Russell now is in his fifth NBA season and first as a Warrior, and both the eye test (indifference and/or immobility) and sheer statistics (119.0 defensive rating) point to steep regression. Only two rotation players in the league, Collin Sexton (121.0) and Jordan Clarkson (119.5), both Cavaliers, finished last season with a worse rating.

After the loss to the Jazz the other night, Draymond Green, general of defense for the Warriors, was probed for his thoughts on fixing the defense.

“That all starts at the point of attack,” he said. “One thing we’ve been good at over the years is guarding the pick-and-roll with two guys. If you can guard the pick-and-roll with two guys, maybe two-and-a-half guys, you give yourself a lot better chance at taking the 3 out of the game, and also dunks out of the game.

“It’s not one person in particular’s fault. It’s just something that we’ve got to continue to get better at as a team.”

The Warriors team defense is so incredibly poor that their players are saddled with the seven worst defensive ratings in the league. Rookies Eric Paschall and Jordan Poole are at 119.4. Veteran wing Glenn Robinson III, cooked repeatedly by Timberwolves guard Andrew Wiggins despite everyone in the league knowing he always goes right, is at 118.9. Rookie Ky Bowman is at 118.5, two-way guard Damion Lee and veteran wing Alec Burks are both at 117.8

Why is Russell, who made his first All-Star team last season, defending at the level of rookies learning the ways of the NBA and guys trying to prove they can contribute in the league?

Perhaps because he’s focused on scoring, especially now, with Steph Curry and Klay Thompson out for at least a few months.

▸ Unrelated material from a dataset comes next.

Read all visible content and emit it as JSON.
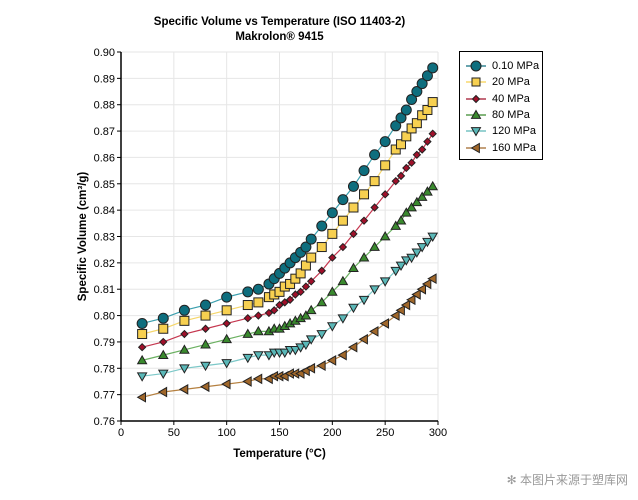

His scoring is needed to keep the Warriors in games, and it’s conceivable that he simply lacks the juice to contribute at both ends. An old quote might provide a clue.

“I wanted to play defense in L.A.," Russell told ESPN in August 2017, shortly after being traded to the Nets. "But I felt like I had to score every chance I got for us to be relevant."

[RELATED: How Russell is back to torching opponents in mid-range game]

Can he be blamed if he feels that way with this group of Warriors?

The outlook, then, is grim. The Warriors want no part of being the worst team in franchise history. If they can’t do better on defense, they invite that possibility.